Let's call the position of the 60 mph car $x_1$ and the position of the 50 mph car $x_2$. This gives us the following set of formulae:
$x_1=60t$
$x_2=50t$
The difference between these positions is $\frac{1}{4}=0.25$, so $x_2-x_1=0.25$. Notice the order in which I am subtracting, because the 50mph car ($x_2$) has a higher position value than the 60mph one ($x_1$), since the 50mph car has the lead on the 60mph one.
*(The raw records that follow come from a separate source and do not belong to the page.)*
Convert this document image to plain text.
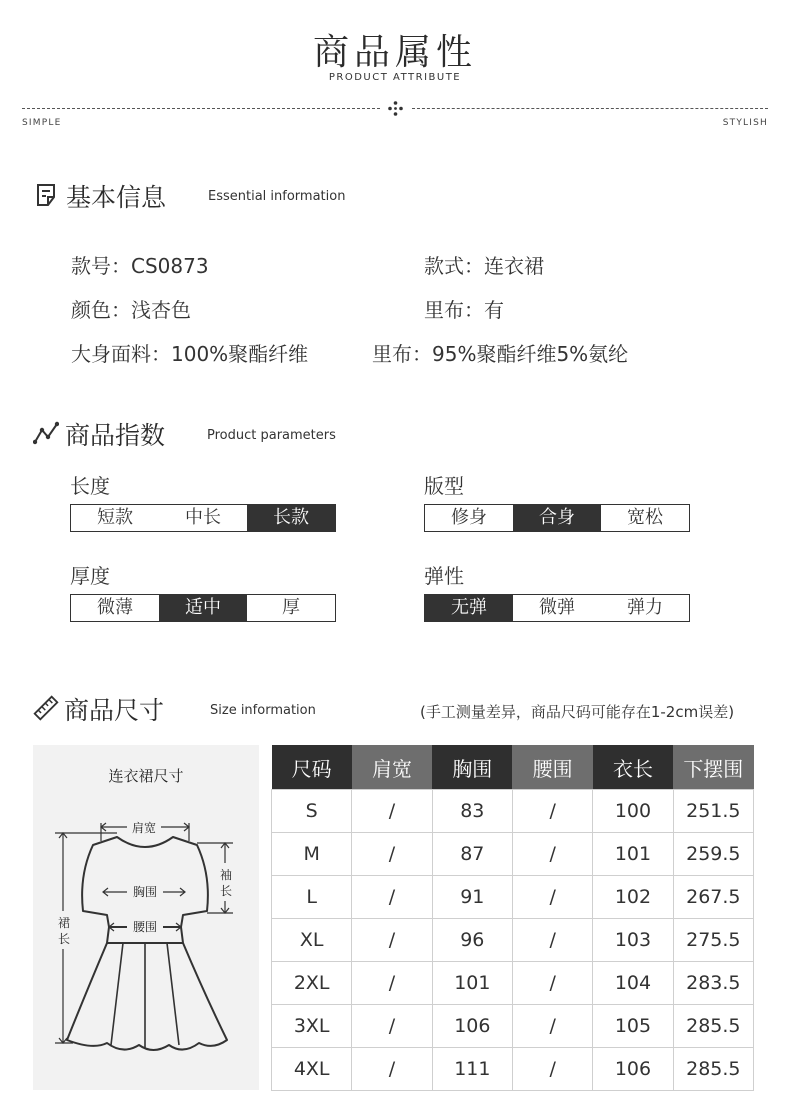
商品属性
PRODUCT ATTRIBUTE
SIMPLE	STYLISH
基本信息	Essential information
款号：CS0873	款式：连衣裙
颜色：浅杏色	里布：有
大身面料：100%聚酯纤维	里布：95%聚酯纤维5%氨纶
商品指数	Product parameters
长度
短款	中长	长款
版型
修身	合身	宽松
厚度
微薄	适中	厚
弹性
无弹	微弹	弹力
商品尺寸	Size information	(手工测量差异，商品尺码可能存在1-2cm误差)
连衣裙尺寸
肩宽
胸围
腰围
袖
长
裙
长
尺码	肩宽	胸围	腰围	衣长	下摆围
S	/	83	/	100	251.5
M	/	87	/	101	259.5
L	/	91	/	102	267.5
XL	/	96	/	103	275.5
2XL	/	101	/	104	283.5
3XL	/	106	/	105	285.5
4XL	/	111	/	106	285.5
Substituting the two equations above into $x_2-x_1=0.25$ we get
$50t-60t=0.25$
so after applying the basic algebraic rule $(a+b)*c=a*c+b*c$ this equals to
$(50-60)t=-10t=0.25$
and dividing both sides in the equation $-10t=0.25$ by $-10$ gives
$t=\frac{0.25}{-10}=-0.025$.
So this is the amount of hours the car will have to travel to get to the other car. The negative sign means that the car is behind the other one and can be disregarded. So just convert $0.025$ hours to minutes to get your result.
Let $t$ be the time from the start at which the chaser catches the leader. In $t$ time, the chaser would have traveled $60t$ and the leader would have traveled $50t$. But the initial lead of $0.25$ miles is also to be taken care of by the chaser so $$60t=0.25+50t.$$ Now solve for $t$.